The Lola Quartet isn’t exactly a mystery, but it has a noir feel. All of the characters seem wise and weary beyond their years, which feels appropriate to the tone of the book. All of them remember that graduation night, where the Lola Quartet played its last performance. They were set up in the back of a truck, playing late into the night. All of them remember the small hours of the morning, a singer crooning “Bei Mir Bist Du Schön” (translated loosely, this means “you are beautiful to me.” You can listen to a popular version of the song by The Andrews Sisters here.) and the lyrics (“You’re really swell, I have to admit you/ Deserve expressions that really fit you/ And so I’ve racked my brain hoping to explain/ All the things that you do to me…”) fit all the longing these characters feel, sometimes for each other, sometimes for music itself, or for cards, or just for some other life. Anna, who is the only person who is not a member of the quartet, and who prefers electronic music (in particular, New Order) to anything else, seems also to be the one character who is most pragmatic, who spends the least time longing and more time doing. It’s an interesting juxtaposition that works quite well.

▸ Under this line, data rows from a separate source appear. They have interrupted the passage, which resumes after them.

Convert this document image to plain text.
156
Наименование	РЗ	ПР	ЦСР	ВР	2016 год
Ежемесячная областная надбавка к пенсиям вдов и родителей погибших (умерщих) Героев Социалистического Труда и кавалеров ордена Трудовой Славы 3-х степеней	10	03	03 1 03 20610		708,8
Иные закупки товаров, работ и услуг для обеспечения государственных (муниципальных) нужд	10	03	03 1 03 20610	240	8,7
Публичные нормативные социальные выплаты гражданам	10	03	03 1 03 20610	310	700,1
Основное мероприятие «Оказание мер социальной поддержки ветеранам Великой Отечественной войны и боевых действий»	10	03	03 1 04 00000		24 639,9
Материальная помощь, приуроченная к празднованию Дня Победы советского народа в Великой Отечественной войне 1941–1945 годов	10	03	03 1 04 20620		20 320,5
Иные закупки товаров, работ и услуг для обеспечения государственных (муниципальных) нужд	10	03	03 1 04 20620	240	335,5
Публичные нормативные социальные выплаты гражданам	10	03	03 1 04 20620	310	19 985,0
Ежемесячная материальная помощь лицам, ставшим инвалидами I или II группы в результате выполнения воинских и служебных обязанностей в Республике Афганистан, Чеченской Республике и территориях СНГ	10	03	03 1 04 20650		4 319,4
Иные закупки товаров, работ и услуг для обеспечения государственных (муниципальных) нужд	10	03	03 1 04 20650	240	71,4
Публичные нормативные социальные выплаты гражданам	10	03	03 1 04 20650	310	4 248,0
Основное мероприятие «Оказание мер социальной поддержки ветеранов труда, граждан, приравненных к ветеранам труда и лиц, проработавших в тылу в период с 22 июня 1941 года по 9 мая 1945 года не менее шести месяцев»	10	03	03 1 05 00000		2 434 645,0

In some ways, this novel feels infused with music, especially in Jack’s sections, as he’s the only one of the Lola Quartet who decides to pursue music after high school. He goes to college in South Carolina and then meets his roommate, a jazz guitarist who aspires to be greater than Django Reinhardt. At the midpoint of his freshman year, an event occurs that leads him to feel that he’s lost the music, that he doesn’t have what it takes to play piano or maybe even live in the wider world, and begins his decline. The way the story moves amongst characters, from past to present—it feels like a jazz arrangement. I almost want to say, if you enjoy jazz, then the rhythm of The Lola Quartet should please you. You shouldn’t mind the lack of straightforward narrative drive, and instead you’ll enjoy the improvisations, the parts that seem to wander away but then lop full circle to make the narrative tighter than before.

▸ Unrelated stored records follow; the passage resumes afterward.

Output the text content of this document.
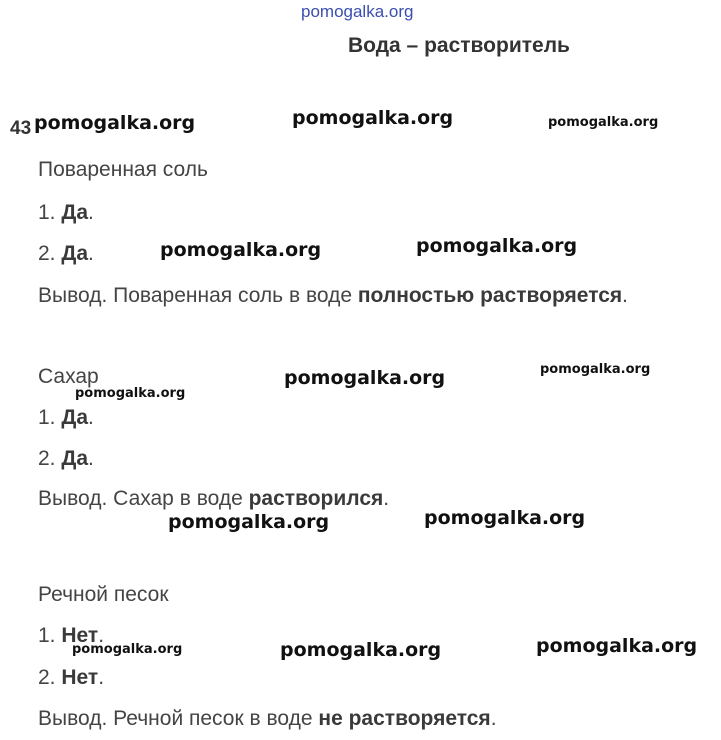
pomogalka.org
Вода – растворитель
43
Поваренная соль
1. Да.
2. Да.
Вывод. Поваренная соль в воде полностью растворяется.
Сахар
1. Да.
2. Да.
Вывод. Сахар в воде растворился.
Речной песок
1. Нет.
2. Нет.
Вывод. Речной песок в воде не растворяется.
pomogalka.org	pomogalka.org	pomogalka.org
pomogalka.org	pomogalka.org
pomogalka.org	pomogalka.org
pomogalka.org
pomogalka.org	pomogalka.org
pomogalka.org	pomogalka.org	pomogalka.org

Stylistically, this novel reminded me a lot of The Goldfinch, which I loved. That isn’t to say The Lola Quartet is quite as good, though, and it does have some issues. The only one that really stood out for me is that near the end, a few characters respond to a major event in a way that seems unlikely. I was happy that happened closer to the end because at that point I was ready to declare it a triumph. If I were going to give stars, those reactions would take one away. But overall, I fully enjoyed it. Mandel is a terrific writer, and now I see what all the fuss is about. Now if April 1 would just get here, so I can finally read Station Eleven!
Yay, I’m glad this was good! I checked it and Mandel’s first book (Last Night in Montreal, I think) out from the library yesterday, and I’m psyched to read them. Like everyone, I loved Station Eleven, and I enjoyed the other Mandel book I’ve read so far, The Singer’s Gun, enormously. I love the way she tells stories, releasing small pieces of information at a time, until you finally have the whole picture.
Jenny, I hope you enjoy it! This was the first of her novels that I have read, and I was thoroughly hooked.